As many of you know, I’ve been reading great books recently about some of the problems with higher education in the US. You probably saw previous blogs about the problems regarding admissions and rising costs that we face. But what if you have the money and are willing to play the admissions games? Will the end result of your top US college choice be worth it? According to my reading, the answer is no. Let’s set aside the return of investment, as it relates to employability (we touched on that here). Let’s talk about the quality of the learning experience that undergraduates receive on campus.
Each year I must complete a number of continuing education units to keep my social work license active. There is nothing more exhausting and mind numbing than sitting through lectures – even when the content is somewhat interesting or relevant. Thus, I wasn’t surprised by the study by Joi Ito. Ito is a an entrepreneur and Director of the MIT Media Lab. He monitored the brain activity of a student for a week and found that the brain is in its most dormant state during lectures, more so than while asleep! I don’t think this is a shock to most of us. Few would argue that passive learning is more effective than active learning. Yet lectures are still used. Many students just choose not to go, while others attend and mindlessly copy down what the professor is saying. Most Likley to Succeed: Preparing Our Kids for the Innovation Era notes Richard Arun’s findings that the majority of college students learn little or nothing on the important dimensions of critical thinking and analysis and complex reasoning.

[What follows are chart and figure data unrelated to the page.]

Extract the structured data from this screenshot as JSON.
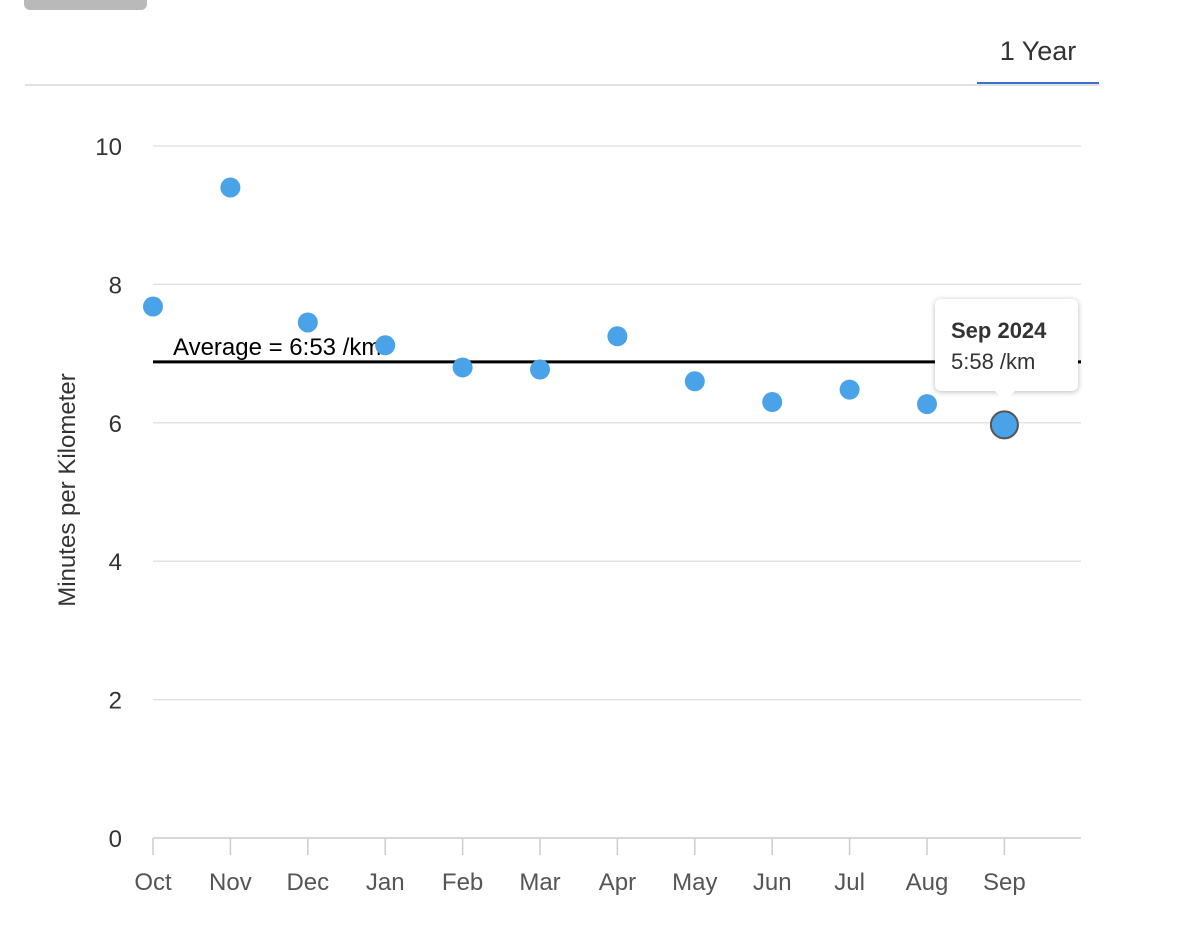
{
  "tabs": [
    {
      "label": "1 Year",
      "active": true
    }
  ],
  "tooltip": {
    "title": "Sep 2024",
    "value": "5:58 /km"
  },
  "chart_data": {
    "type": "scatter",
    "ylabel": "Minutes per Kilometer",
    "xlabel": "",
    "ylim": [
      0,
      10
    ],
    "yticks": [
      0,
      2,
      4,
      6,
      8,
      10
    ],
    "grid": true,
    "categories": [
      "Oct",
      "Nov",
      "Dec",
      "Jan",
      "Feb",
      "Mar",
      "Apr",
      "May",
      "Jun",
      "Jul",
      "Aug",
      "Sep"
    ],
    "series": [
      {
        "values": [
          7.68,
          9.4,
          7.45,
          7.12,
          6.8,
          6.77,
          7.25,
          6.6,
          6.3,
          6.48,
          6.27,
          5.97
        ]
      }
    ],
    "average": {
      "value": 6.88,
      "label": "Average = 6:53 /km"
    },
    "highlighted_index": 11,
    "colors": {
      "point": "#4aa3e8",
      "highlight_stroke": "#555555",
      "grid": "#e3e3e3",
      "axis_text": "#555555",
      "average_line": "#000000"
    }
  }
}
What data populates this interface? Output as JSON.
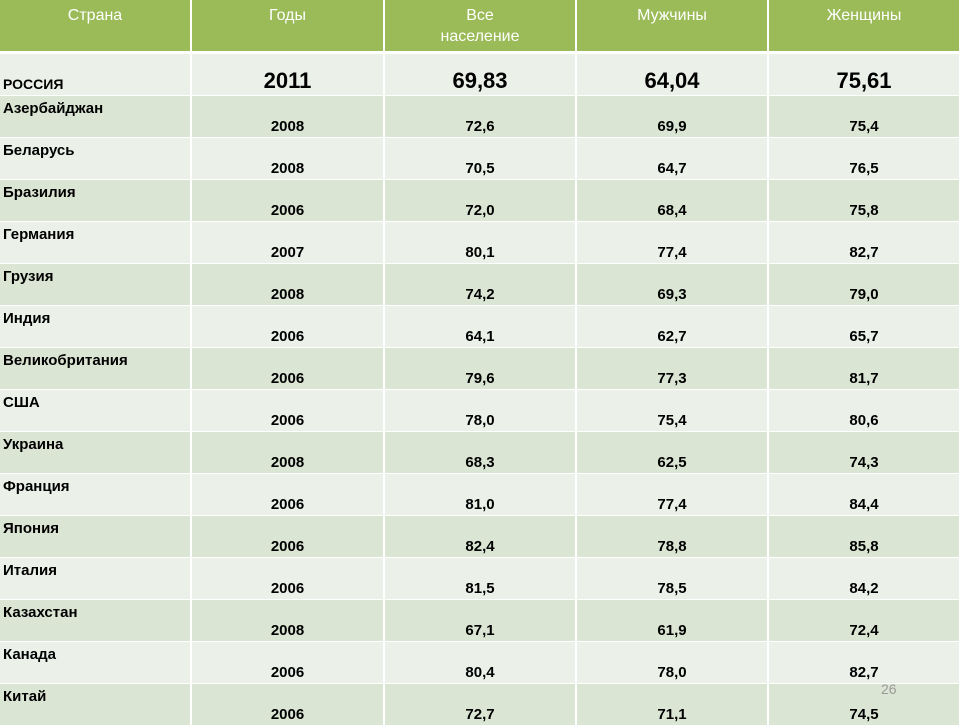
{
  "header": {
    "country": "Страна",
    "years": "Годы",
    "all_line1": "Все",
    "all_line2": "население",
    "men": "Мужчины",
    "women": "Женщины"
  },
  "russia": {
    "country": "РОССИЯ",
    "year": "2011",
    "all": "69,83",
    "men": "64,04",
    "women": "75,61"
  },
  "rows": [
    {
      "country": "Азербайджан",
      "year": "2008",
      "all": "72,6",
      "men": "69,9",
      "women": "75,4"
    },
    {
      "country": "Беларусь",
      "year": "2008",
      "all": "70,5",
      "men": "64,7",
      "women": "76,5"
    },
    {
      "country": "Бразилия",
      "year": "2006",
      "all": "72,0",
      "men": "68,4",
      "women": "75,8"
    },
    {
      "country": "Германия",
      "year": "2007",
      "all": "80,1",
      "men": "77,4",
      "women": "82,7"
    },
    {
      "country": "Грузия",
      "year": "2008",
      "all": "74,2",
      "men": "69,3",
      "women": "79,0"
    },
    {
      "country": "Индия",
      "year": "2006",
      "all": "64,1",
      "men": "62,7",
      "women": "65,7"
    },
    {
      "country": "Великобритания",
      "year": "2006",
      "all": "79,6",
      "men": "77,3",
      "women": "81,7"
    },
    {
      "country": "США",
      "year": "2006",
      "all": "78,0",
      "men": "75,4",
      "women": "80,6"
    },
    {
      "country": "Украина",
      "year": "2008",
      "all": "68,3",
      "men": "62,5",
      "women": "74,3"
    },
    {
      "country": "Франция",
      "year": "2006",
      "all": "81,0",
      "men": "77,4",
      "women": "84,4"
    },
    {
      "country": "Япония",
      "year": "2006",
      "all": "82,4",
      "men": "78,8",
      "women": "85,8"
    },
    {
      "country": "Италия",
      "year": "2006",
      "all": "81,5",
      "men": "78,5",
      "women": "84,2"
    },
    {
      "country": "Казахстан",
      "year": "2008",
      "all": "67,1",
      "men": "61,9",
      "women": "72,4"
    },
    {
      "country": "Канада",
      "year": "2006",
      "all": "80,4",
      "men": "78,0",
      "women": "82,7"
    },
    {
      "country": "Китай",
      "year": "2006",
      "all": "72,7",
      "men": "71,1",
      "women": "74,5"
    }
  ],
  "page_number": "26"
}
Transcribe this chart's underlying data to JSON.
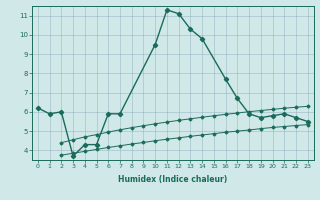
{
  "xlabel": "Humidex (Indice chaleur)",
  "line_color": "#1a6b5a",
  "bg_color": "#d0e8e8",
  "ylim": [
    3.5,
    11.5
  ],
  "xlim": [
    -0.5,
    23.5
  ],
  "yticks": [
    4,
    5,
    6,
    7,
    8,
    9,
    10,
    11
  ],
  "xticks": [
    0,
    1,
    2,
    3,
    4,
    5,
    6,
    7,
    8,
    9,
    10,
    11,
    12,
    13,
    14,
    15,
    16,
    17,
    18,
    19,
    20,
    21,
    22,
    23
  ],
  "main_x": [
    0,
    1,
    2,
    3,
    4,
    5,
    6,
    7,
    10,
    11,
    12,
    13,
    14,
    16,
    17,
    18,
    19,
    20,
    21,
    22,
    23
  ],
  "main_y": [
    6.2,
    5.9,
    6.0,
    3.7,
    4.3,
    4.3,
    5.9,
    5.9,
    9.5,
    11.3,
    11.1,
    10.3,
    9.8,
    7.7,
    6.7,
    5.9,
    5.7,
    5.8,
    5.9,
    5.7,
    5.5
  ],
  "upper_x": [
    2,
    3,
    4,
    5,
    6,
    7,
    8,
    9,
    10,
    11,
    12,
    13,
    14,
    15,
    16,
    17,
    18,
    19,
    20,
    21,
    22,
    23
  ],
  "upper_y": [
    4.4,
    4.55,
    4.7,
    4.82,
    4.95,
    5.07,
    5.18,
    5.28,
    5.38,
    5.47,
    5.56,
    5.64,
    5.72,
    5.8,
    5.87,
    5.94,
    6.01,
    6.07,
    6.13,
    6.19,
    6.24,
    6.29
  ],
  "lower_x": [
    2,
    3,
    4,
    5,
    6,
    7,
    8,
    9,
    10,
    11,
    12,
    13,
    14,
    15,
    16,
    17,
    18,
    19,
    20,
    21,
    22,
    23
  ],
  "lower_y": [
    3.75,
    3.85,
    3.95,
    4.05,
    4.15,
    4.24,
    4.33,
    4.41,
    4.5,
    4.58,
    4.65,
    4.73,
    4.8,
    4.87,
    4.94,
    5.0,
    5.06,
    5.13,
    5.19,
    5.24,
    5.29,
    5.34
  ]
}
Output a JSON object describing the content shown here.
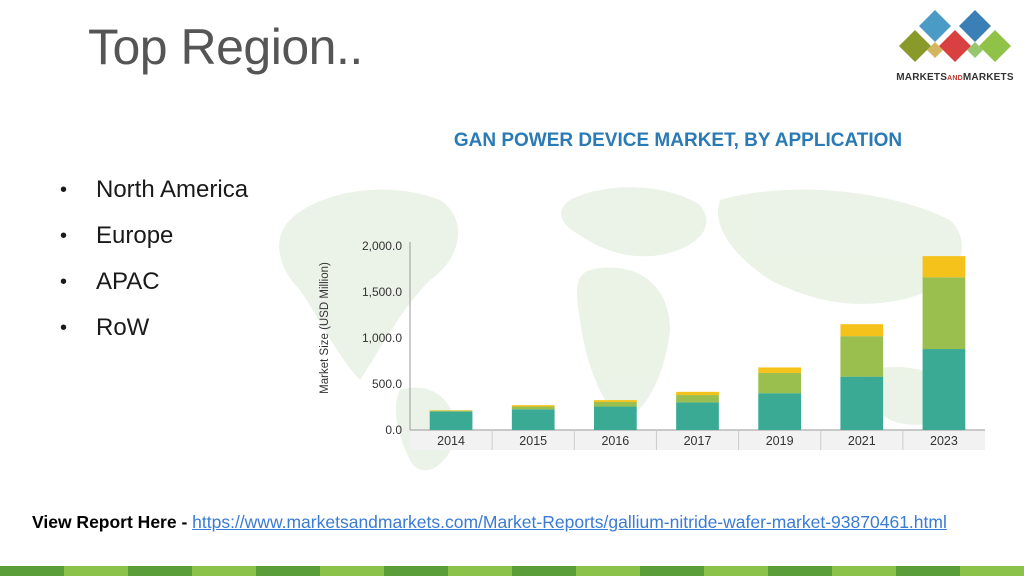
{
  "slide": {
    "title": "Top Region.."
  },
  "logo": {
    "text_main": "MARKETS",
    "text_and": "AND",
    "text_end": "MARKETS",
    "colors": [
      "#3a8fbf",
      "#8bbf3a",
      "#d93a3a",
      "#8a8a2a",
      "#2f6fa8"
    ]
  },
  "bullets": {
    "items": [
      "North America",
      "Europe",
      "APAC",
      "RoW"
    ]
  },
  "chart_data": {
    "type": "bar",
    "stacked": true,
    "title": "GAN POWER DEVICE MARKET, BY APPLICATION",
    "xlabel": "",
    "ylabel": "Market Size (USD Million)",
    "ylim": [
      0,
      2000
    ],
    "yticks": [
      "0.0",
      "500.0",
      "1,000.0",
      "1,500.0",
      "2,000.0"
    ],
    "ytick_values": [
      0,
      500,
      1000,
      1500,
      2000
    ],
    "categories": [
      "2014",
      "2015",
      "2016",
      "2017",
      "2019",
      "2021",
      "2023"
    ],
    "series": [
      {
        "values": [
          200,
          225,
          255,
          300,
          400,
          580,
          880
        ],
        "color": "#3aaa94"
      },
      {
        "values": [
          10,
          30,
          50,
          80,
          220,
          440,
          780
        ],
        "color": "#9bbf4f"
      },
      {
        "values": [
          5,
          15,
          20,
          35,
          60,
          130,
          230
        ],
        "color": "#f5c21b"
      }
    ],
    "grid": false,
    "legend": "none"
  },
  "footer": {
    "label": "View Report Here - ",
    "link": "https://www.marketsandmarkets.com/Market-Reports/gallium-nitride-wafer-market-93870461.html"
  },
  "stripe_colors": [
    "#5a9e3a",
    "#8bc34a"
  ]
}
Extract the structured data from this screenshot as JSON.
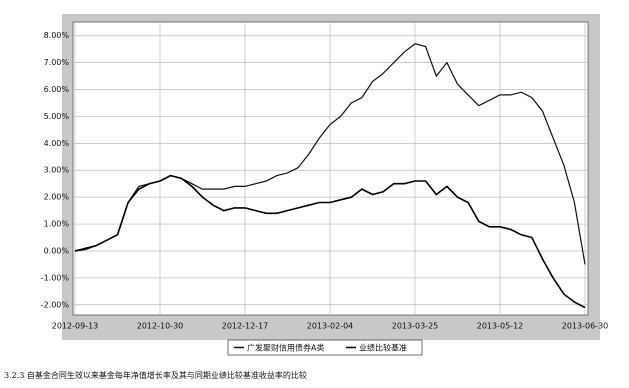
{
  "chart_data": {
    "type": "line",
    "categories": [
      "2012-09-13",
      null,
      null,
      null,
      null,
      null,
      null,
      null,
      "2012-10-30",
      null,
      null,
      null,
      null,
      null,
      null,
      null,
      "2012-12-17",
      null,
      null,
      null,
      null,
      null,
      null,
      null,
      "2013-02-04",
      null,
      null,
      null,
      null,
      null,
      null,
      null,
      "2013-03-25",
      null,
      null,
      null,
      null,
      null,
      null,
      null,
      "2013-05-12",
      null,
      null,
      null,
      null,
      null,
      null,
      null,
      "2013-06-30"
    ],
    "series": [
      {
        "name": "广发聚财信用债券A类",
        "color": "#111111",
        "values": [
          0.0,
          0.05,
          0.2,
          0.4,
          0.6,
          1.8,
          2.4,
          2.5,
          2.6,
          2.8,
          2.7,
          2.5,
          2.3,
          2.3,
          2.3,
          2.4,
          2.4,
          2.5,
          2.6,
          2.8,
          2.9,
          3.1,
          3.6,
          4.2,
          4.7,
          5.0,
          5.5,
          5.7,
          6.3,
          6.6,
          7.0,
          7.4,
          7.7,
          7.6,
          6.5,
          7.0,
          6.2,
          5.8,
          5.4,
          5.6,
          5.8,
          5.8,
          5.9,
          5.7,
          5.2,
          4.2,
          3.2,
          1.8,
          -0.5
        ]
      },
      {
        "name": "业绩比较基准",
        "color": "#000000",
        "values": [
          0.0,
          0.1,
          0.2,
          0.4,
          0.6,
          1.8,
          2.3,
          2.5,
          2.6,
          2.8,
          2.7,
          2.4,
          2.0,
          1.7,
          1.5,
          1.6,
          1.6,
          1.5,
          1.4,
          1.4,
          1.5,
          1.6,
          1.7,
          1.8,
          1.8,
          1.9,
          2.0,
          2.3,
          2.1,
          2.2,
          2.5,
          2.5,
          2.6,
          2.6,
          2.1,
          2.4,
          2.0,
          1.8,
          1.1,
          0.9,
          0.9,
          0.8,
          0.6,
          0.5,
          -0.3,
          -1.0,
          -1.6,
          -1.9,
          -2.1
        ]
      }
    ],
    "ylim": [
      -2.38,
      8.51
    ],
    "yticks": [
      {
        "value": 8,
        "label": "8.00%"
      },
      {
        "value": 7,
        "label": "7.00%"
      },
      {
        "value": 6,
        "label": "6.00%"
      },
      {
        "value": 5,
        "label": "5.00%"
      },
      {
        "value": 4,
        "label": "4.00%"
      },
      {
        "value": 3,
        "label": "3.00%"
      },
      {
        "value": 2,
        "label": "2.00%"
      },
      {
        "value": 1,
        "label": "1.00%"
      },
      {
        "value": 0,
        "label": "0.00%"
      },
      {
        "value": -1,
        "label": "-1.00%"
      },
      {
        "value": -2,
        "label": "-2.00%"
      }
    ],
    "grid": true
  },
  "caption": "3.2.3 自基金合同生效以来基金每年净值增长率及其与同期业绩比较基准收益率的比较"
}
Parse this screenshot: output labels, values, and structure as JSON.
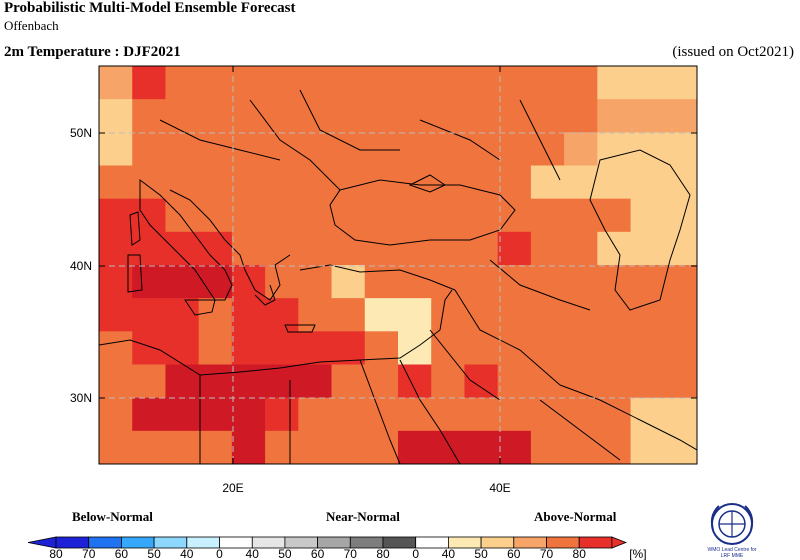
{
  "header": {
    "title": "Probabilistic Multi-Model Ensemble Forecast",
    "centre": "Offenbach",
    "variable": "2m Temperature : DJF2021",
    "issued": "(issued on Oct2021)"
  },
  "map": {
    "lat_labels": [
      "50N",
      "40N",
      "30N"
    ],
    "lon_labels": [
      "20E",
      "40E"
    ],
    "colors": {
      "above_40": "#fde9b4",
      "above_50": "#fdcf8d",
      "above_60": "#f7a468",
      "above_70": "#f0743d",
      "above_80": "#e8302b",
      "above_90": "#cf1a26",
      "near_40": "#e6e6e6",
      "near_50": "#c8c8c8",
      "below": "#ffffff"
    }
  },
  "legend": {
    "below_label": "Below-Normal",
    "near_label": "Near-Normal",
    "above_label": "Above-Normal",
    "below_ticks": [
      "80",
      "70",
      "60",
      "50",
      "40"
    ],
    "near_ticks": [
      "0",
      "40",
      "50",
      "60",
      "70",
      "80"
    ],
    "above_ticks": [
      "0",
      "40",
      "50",
      "60",
      "70",
      "80"
    ],
    "unit": "[%]",
    "below_colors": [
      "#1e22d6",
      "#1f72f0",
      "#36a8fb",
      "#8dd6fd",
      "#c8f0ff"
    ],
    "near_colors": [
      "#e6e6e6",
      "#c8c8c8",
      "#a6a6a6",
      "#7d7d7d",
      "#555555"
    ],
    "above_colors": [
      "#fde9b4",
      "#fdcf8d",
      "#f7a468",
      "#f0743d",
      "#e8302b"
    ]
  },
  "logo": {
    "text_line1": "WMO Lead Centre for",
    "text_line2": "LRF MME"
  }
}
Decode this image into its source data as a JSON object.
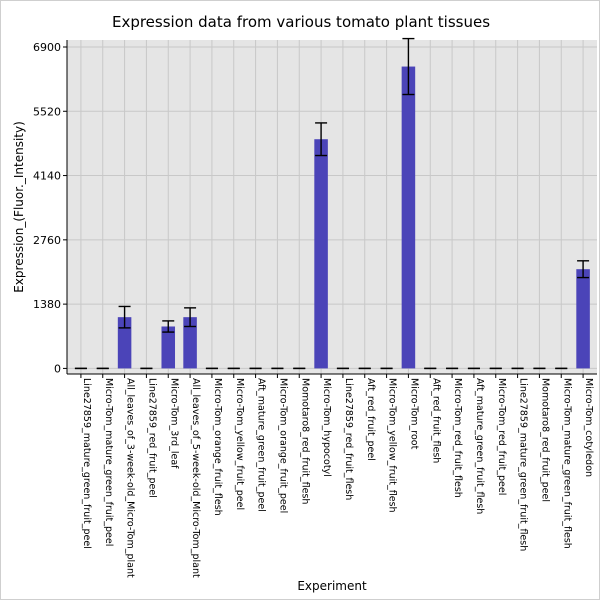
{
  "chart_data": {
    "type": "bar",
    "title": "Expression data from various tomato plant tissues",
    "xlabel": "Experiment",
    "ylabel": "Expression_(Fluor._Intensity)",
    "ylim": [
      -120,
      7050
    ],
    "yticks": [
      0,
      1380,
      2760,
      4140,
      5520,
      6900
    ],
    "ytick_labels": [
      "0",
      "1380",
      "2760",
      "4140",
      "5520",
      "6900"
    ],
    "grid": true,
    "bar_color": "#4b44b8",
    "plot_background": "#e5e5e5",
    "categories": [
      "Line27859_mature_green_fruit_peel",
      "Micro-Tom_mature_green_fruit_peel",
      "All_leaves_of_3-week-old_Micro-Tom_plant",
      "Line27859_red_fruit_peel",
      "Micro-Tom_3rd_leaf",
      "All_leaves_of_5-week-old_Micro-Tom_plant",
      "Micro-Tom_orange_fruit_flesh",
      "Micro-Tom_yellow_fruit_peel",
      "Aft_mature_green_fruit_peel",
      "Micro-Tom_orange_fruit_peel",
      "Momotaro8_red_fruit_flesh",
      "Micro-Tom_hypocotyl",
      "Line27859_red_fruit_flesh",
      "Aft_red_fruit_peel",
      "Micro-Tom_yellow_fruit_flesh",
      "Micro-Tom_root",
      "Aft_red_fruit_flesh",
      "Micro-Tom_red_fruit_flesh",
      "Aft_mature_green_fruit_flesh",
      "Micro-Tom_red_fruit_peel",
      "Line27859_mature_green_fruit_flesh",
      "Momotaro8_red_fruit_peel",
      "Micro-Tom_mature_green_fruit_flesh",
      "Micro-Tom_cotyledon"
    ],
    "values": [
      0,
      0,
      1100,
      0,
      900,
      1100,
      0,
      0,
      0,
      0,
      0,
      4920,
      0,
      0,
      0,
      6480,
      0,
      0,
      0,
      0,
      0,
      0,
      0,
      2130
    ],
    "errors": [
      0,
      0,
      230,
      0,
      120,
      200,
      0,
      0,
      0,
      0,
      0,
      350,
      0,
      0,
      0,
      600,
      0,
      0,
      0,
      0,
      0,
      0,
      0,
      180
    ]
  }
}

Problem #2-Teaching is Not the Priority
When small seminar classes do occur at many American universities, they are often led by graduate students instead of the professors. As a matter of a fact, in The Faculty Lounges: And Other Reasons You Won’t Get the College Education You Paid For former Wall Street Journal editorial staff member, Naomi Schaefer Riley, writes of a study done by the Journal of Higher Education that concludes that the more time a college professor spends teaching, the less he or she gets paid. This finding applied to both big research universities and small liberal arts colleges. Tenure is based, in large part, on the volume of research. Thus, as Wagner and Dintersmith said in Most Likely to Succeed: Preparing Our Kids for the Innovation Era, “The net result is that college faculty are not selected, motivated, or incentivized to be inspiring educators”. They go on to quote Richard Keeling and Richard Hersch’s book, We’re Losing our Minds:Rethinking American Higher Education, which notes that “Other priorities-higher rankings, growing enrollment, winning teams, bigger and better facilities, more revenue from sideline businesses, more research grants-have replaced learning as the primary touchstone for decision making”.
Solutions Exist in Europe
College in Europe is a solution to many of these problems. The majority of schools I have visited do not use lectures as their primary mode of teaching, though, of course, this is not the case for all 1,500 programs we list. Even courses that do involve lectures usually have regular, small seminars-led by the actual professor, not a teaching assistant! Students in many countries (particularly in Northern Europe where there is a flat hierarchy) are encouraged to bring their own points of views to discussion even when, actually especially when, those viewpoints differ from the professors. Not only is this a form of more active and deep learning, but it also helps develop critical thinking skills. Students at Universities of Applied Sciences are taught how to apply the knowledge they are learning to the real world which also deepens the learning experience.
In Excellent Sheep, William Deresiewicz proposes that a liberal arts education is the solution to these problems, but notes that many of the liberal arts schools in the US are succumbing to the pressures to conform to models used by the Ivies instead of what he sees as a “true liberal arts education”. While I think that liberal arts program are wonderful, I believe a teaching style that promotes 21st century skills of critical thinking, communication, collaboration, and creativity (http://www.nea.org/tools/52217.htm) can be done with any content, be it the humanities or business.
Despite the reduced emphasis on the humanities, many European programs have the qualities that Deresiewicz calls out as strengths of the ideal liberal arts education. Professors in Europe devote a large portion of their time to teaching. Students get to know the professors outside of class, through Friday bars in Denmark, the academic and social activities through the department based study associations across Europe, or the advisory capacity they serve in many schools. Students work together in groups as peers, not rivals, and have input into important matters in the school and department level through organizations like student unions.
The fact is, there are many excellent schools in the US. Some have managed to look at applicants as something beyond their checklist of achievements, some have reasonable tuition rates, some have professors that actively teach and incredibly engaged students. Deresiewicz points to Kenyon and Wesleyan as schools that “retained their allegiance to real educational values”. The problem is that these schools have selectivity rates ranging from 22-25% and annual tuition costs are around $49,000 per year. I have yet to find a school that addresses all three of my issues as they pertain to admissions process, cost, and the undergraduate experience. Until then (and probably after then as well), my kids will be applying exclusively to schools in Europe.